High-fructose corn syrup is a common sweetener in sodas and fruit-flavored drinks. As use of high-fructose corn syrup has increased, so have levels of obesity and related health problems. Some wonder if there's a connection.

Research has shown that high-fructose corn syrup is chemically similar to table sugar. Controversy exists, however, about whether the body handles high-fructose corn syrup differently than table sugar.

At this time, there's insufficient evidence to say that high-fructose corn syrup is any less healthy than other types of sweeteners.

It is known, however, that too much added sugar of all kinds — not just high-fructose corn syrup — can contribute unwanted calories that are linked to health problems, such as weight gain, type 2 diabetes, metabolic syndrome and high triglyceride levels. All of these boost your risk of heart disease.

The American Heart Association recommends that most women get no more than 100 calories a day of added sugar from any source, and that most men get no more than 150 calories a day of added sugar. That's about 6 teaspoons of added sugar for women and 9 teaspoons for men.

If you're concerned about your health, the smart play is to cut back on added sugar, regardless of the type.

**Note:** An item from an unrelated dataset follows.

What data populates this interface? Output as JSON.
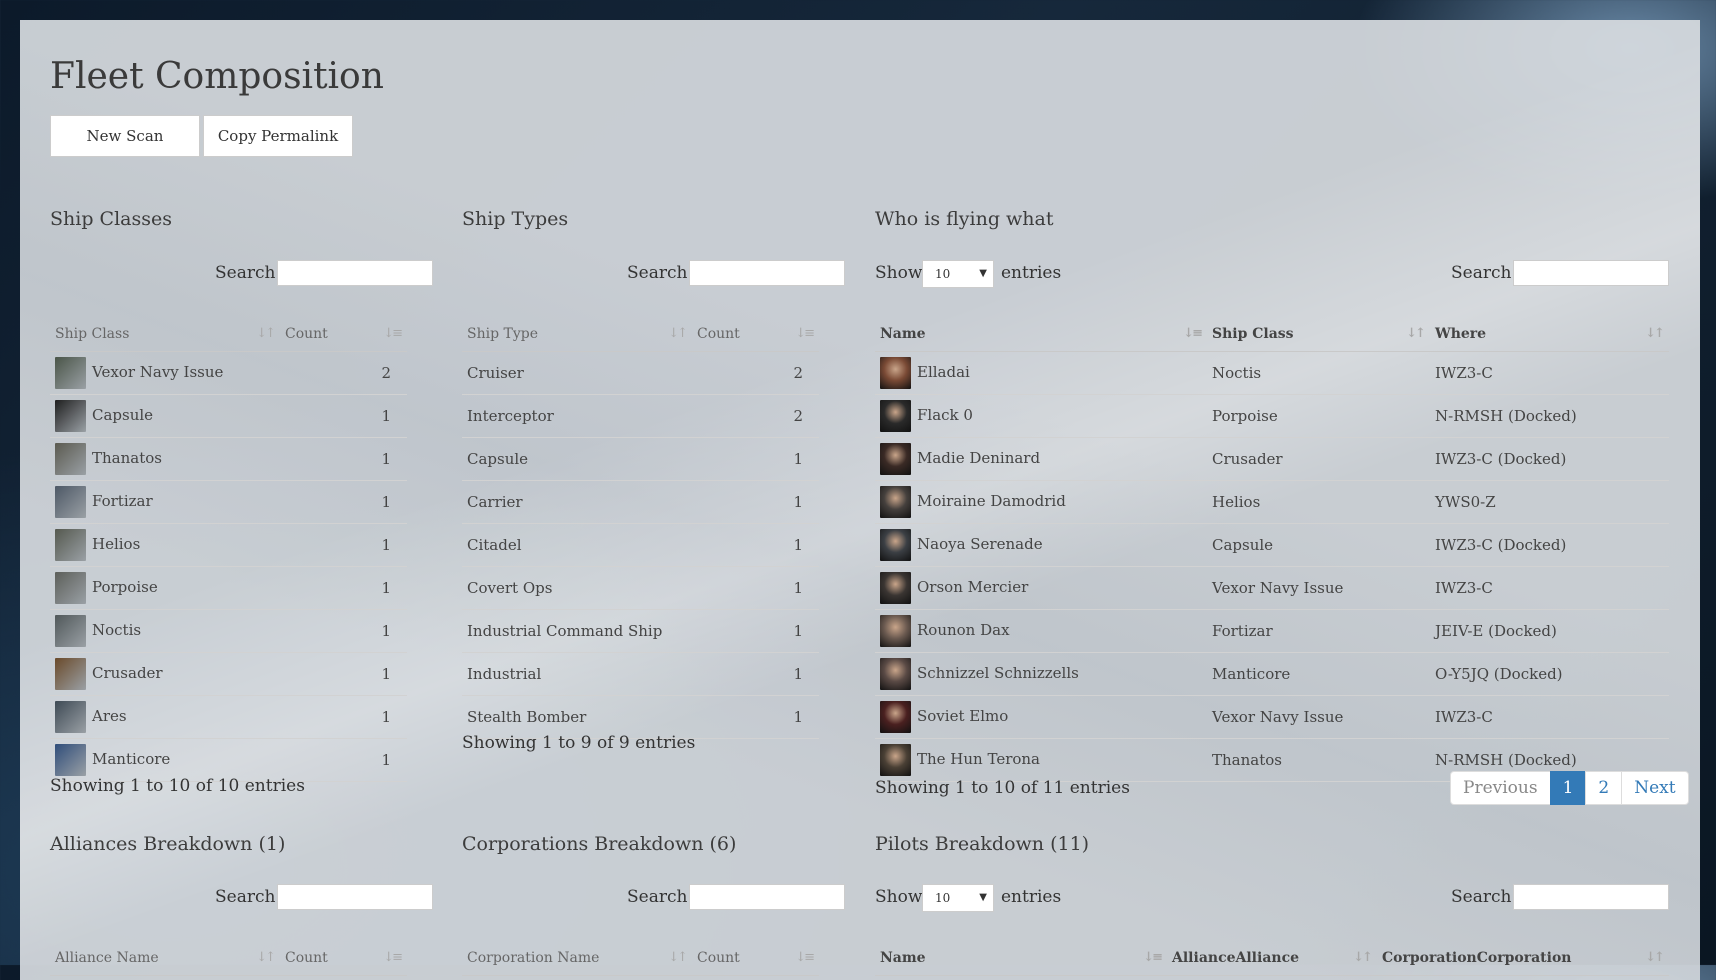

The health concerns about HFCS (High-fructose corn syrup)are related to its high fructose content. Fructose is metabolized differently in the body than glucose. It is not stored in the muscles or liver, so it goes directly to the liver to be processed. In the liver, fructose can be converted into fat. This can lead to a number of health problems, including:

  • Obesity
  • Type 2 diabetes
  • Heart disease
  • Fatty liver disease

Some studies have suggested that HFCS may be more harmful than other types of sugar, such as table sugar. However, more research is needed to confirm this.

Here are some tips for reducing your intake of HFCS:

  • Read food labels carefully and look for products that do not contain HFCS.
  • Limit your intake of processed foods and beverages.
  • Cook more meals at home, so you can control the ingredients.
  • Choose natural sweeteners, such as honey or fruit, instead of added sugars.

It is important to note that moderate amounts of added sugar are not harmful to most healthy people. However, if you are concerned about your sugar intake, talk to your doctor or a registered dietitian.